I due grandi conflitti del Novecento vengono talvolta considerati come un unicum (1914-1945) perché l’uno scaturì dall’altro, e tale unicum viene anche denominato la seconda Guerra dei Trent’anni per un richiamo con la prima, combattuta tre secoli prima, non solo per la durata (1618-1648) ma perché le si vede collegate: la prima come apertura e la seconda come chiusura di un ciclo. Il ciclo degli Stati-nazione elevati ad un’assoluta sovranità di cui fecero un pessimo uso.
Ciò significa che dopo il ’45 è tramontato il tempo degli Stati-nazione? Non esattamente, perché l’architettura internazionale continua a fondarsi sugli Stati nazionali. La stessa ragione per cui essi furono stabiliti continua a sussistere. Gli Stati indipendenti e sovrani furono voluti per consentire al sistema europeo di mantenersi in equilibrio tramite il rispetto – per dirla con lo storico Ludwig Dehio – di un unico imperativo fondamentale: “Evitare l’unificazione dell’Occidente sotto l’egemonia di uno di loro”. Ci hanno provato Napoleone e Hitler a violare questo patto ma gli altri Stati si sono coalizzati per ostacolare il loro tentativo. Finora questo imperativo ha sempre tenuto. Gli Stati-nazione europei sono realtà fortemente radicate e definite. Sono tanti e affastellati. Si contano in 42 escludendo la Russia, il 20% del totale mondiale, ma occupano appena il 4% delle terre emerse. Da nessuna parte v’è una concentrazione di Stati come nel “sub-continente” europeo, ma tutti ormai ben definiti (o quasi) per lingua e cultura. E qui sta il loro dramma. La loro contraddizione. Sono imprescindibili e al contempo insignificanti. Rappresentano solo il 7% della popolazione mondiale. Dall’ultimo dopoguerra le decisioni politiche si prendono altrove. Per non parlare di quelle economiche che, sia pur con i dovuti distinguo, vengono semplicemente subite.

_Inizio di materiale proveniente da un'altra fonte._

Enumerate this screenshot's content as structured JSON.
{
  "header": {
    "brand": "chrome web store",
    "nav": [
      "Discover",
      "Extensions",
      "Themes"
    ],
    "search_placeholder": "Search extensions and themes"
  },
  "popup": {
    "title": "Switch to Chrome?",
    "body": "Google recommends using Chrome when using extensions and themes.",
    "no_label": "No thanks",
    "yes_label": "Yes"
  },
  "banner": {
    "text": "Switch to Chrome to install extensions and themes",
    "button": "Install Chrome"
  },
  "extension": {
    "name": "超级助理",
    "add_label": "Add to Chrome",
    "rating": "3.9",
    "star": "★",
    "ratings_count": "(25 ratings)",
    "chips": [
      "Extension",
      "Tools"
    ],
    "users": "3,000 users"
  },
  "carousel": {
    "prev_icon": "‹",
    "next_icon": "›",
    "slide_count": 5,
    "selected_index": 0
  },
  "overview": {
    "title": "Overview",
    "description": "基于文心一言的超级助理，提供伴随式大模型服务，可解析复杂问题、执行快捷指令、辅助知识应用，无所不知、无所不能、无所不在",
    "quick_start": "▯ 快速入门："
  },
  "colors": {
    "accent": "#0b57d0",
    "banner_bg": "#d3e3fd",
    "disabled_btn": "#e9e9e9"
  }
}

Già nell’Ottocento si cominciò a riflettere su una nuova organizzazione internazionale che prevedesse il superamento più o meno radicale dello Stato-nazione e delle sue contraddizioni. Nel 1918, a cannoni ancora fumanti, Luigi Einaudi diede una lettura significativa della guerra mondiale che interpretò come manifestazione dell’esigenza di unità dell’Europa, “lo sforzo cruento per elaborare una forma politica di ordine superiore” rispetto, appunto, agli Stati nazionali. La riflessione di Einaudi è molto interessante perché rappresenta l’elaborazione del pensiero europeista formatosi in Inghilterra tra l’Ottocento e il Novecento. Un pensiero profondo, limpido e per certi versi profetico, oltre che stupefacente per l’origine, in questi lunghi anni di euroscetticismo britannico culminato con la Brexit. Svilupperemo questo tema quando parleremo di Altiero Spinelli.